One easy counter-example is "50% [well, technically a bit less, but ignore that for now] of humans are capable of getting pregnant. You are human. Therefore, there is a 50% chance that you are capable of getting pregnant." This ignores the fact that there is another very obvious discriminant - namely, sex - between people who are capable of getting pregnant and people who are not. If you are male, your chance is 0%, if you are female your chance is [close to] 100%, and it is fairly easy to tell without actually trying to get pregnant which one you are.

This also comes up all the time in data-science and A/B testing of products. Frequently you'll end up with results like "This change decreased revenue by 3%." Sounds bad, right? Except then you drill into your results and find out that there was a bug in the implementation of the change in IE6, which decreased revenue by 100% on that one browser which happens to be 5% of traffic, and find that your change actually increased revenue by a percent or two, but that one slice cost you all the benefit and more. You fix the bug and happily start making more money.

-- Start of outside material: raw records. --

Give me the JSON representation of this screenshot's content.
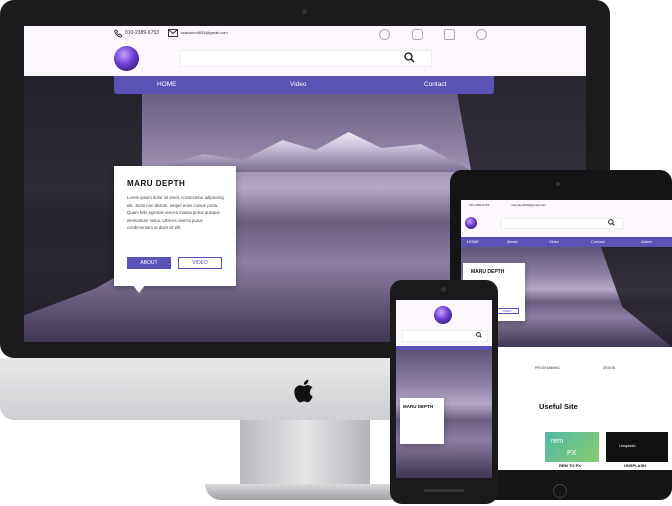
{
  "site": {
    "phone": "010-2389-6753",
    "email": "marudev4835@gmail.com",
    "search_placeholder": "",
    "nav": [
      "HOME",
      "Video",
      "Contact"
    ],
    "card_title": "MARU DEPTH",
    "card_text": "Lorem ipsum dolor sit amet, consectetur adipiscing elit. Justo non dictum, neque enim cursus porta. Quam felis egestas viverra massa purus quisque elementum netus. Ultrices viverra purus condimentum ut diam sit elit.",
    "btn_about": "ABOUT",
    "btn_video": "VIDEO"
  },
  "tablet": {
    "phone": "010-2389-6753",
    "email": "marudev4835@gmail.com",
    "nav": [
      "HOME",
      "About",
      "Video",
      "Contact",
      "Admin"
    ],
    "card_title": "MARU DEPTH",
    "btn_video": "VIDEO",
    "features": [
      "PROGRAMMING",
      "DESIGN"
    ],
    "useful_title": "Useful Site",
    "tiles": [
      "REM TO PX",
      "UNSPLASH"
    ],
    "tile_rem": "rem",
    "tile_px": "PX",
    "tile_unsplash_logo": "Unsplash"
  },
  "mobile": {
    "card_title": "MARU DEPTH"
  },
  "colors": {
    "accent": "#5b52b5",
    "bezel": "#1c1c1e"
  }
}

Always slice your population. Many times blanket probabilities tell you nothing unless you know what's causing them.


Right. An analogy would be saying "people who eat over 6000 calories a day are, as a rule, overweight". It's a logical fallacy to turn around and say "Michael eats over 6000 calories a day, therefore he is overweight". It's statistically very likely, but in this case Michael is a olympic swimmer with 10 gold medals. It's been a long time since my logic class in college, but the rule of 'statistics are great until you try to apply them to an individual' has always stuck in my mind. Probably because statistics are often one step removed from 'stereotypes'.